The commission said that the Chinese government is continuing to use forcible disappearances, torture, detention and imprisonment to crack down on all religions.
Prisoners of conscience include Bao Guohua and Xing Wenxiang, imprisoned this year for opposing cross removals.
Bob Fu, president and founder of China Aid, which campaigns for persecuted Christians in China, was one of the seven religious freedom and human rights experts and family members invited to help prepare and advise Obama for his visit to China.
Fu told Christian Today: "As I explained to President Obama's National Security Advisor Ambassador Susan Rice during our meeting in the White House on Tuesday afternoon, the religious freedom and human rights situation in China has been the worst since the time of Chairman Mao's Cultural Revolution in 1960s.

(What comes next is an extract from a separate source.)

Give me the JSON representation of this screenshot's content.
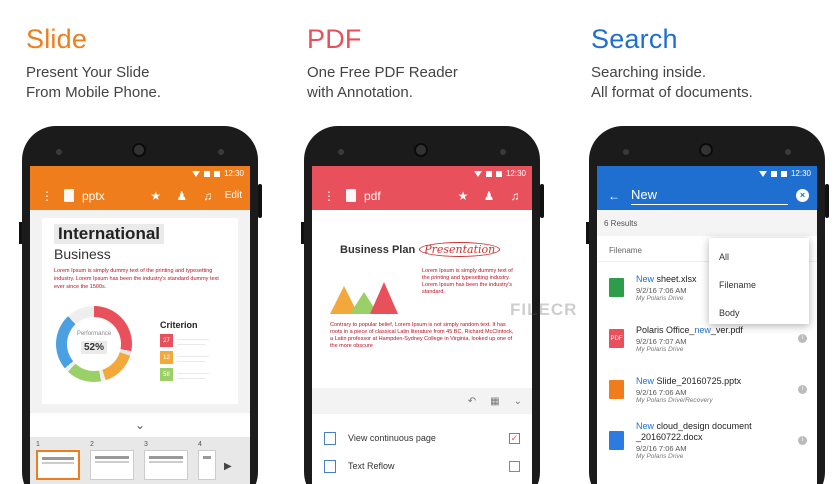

"President Obama and his Administration have failed the millions of persecuted Chinese freedom fighters and religious minorities in the past seven years by pushing these issues on the back seat of his foreign policy agenda to China.
"He should take this as his last opportunity to do something beyond the norm to not only raise cases of numerous arbitrary arrest of pastors, bishops and rights defenders, but more importantly to make a strong public statement along with our allies during his trip in Hangzhou to reaffirm American's long term commitment on the vital link between religious freedom, human rights and civil society with sustainable economic prosperity and international security.
"The whole world will watch whether President Obama will lead courageously for this effort during the G20 summit."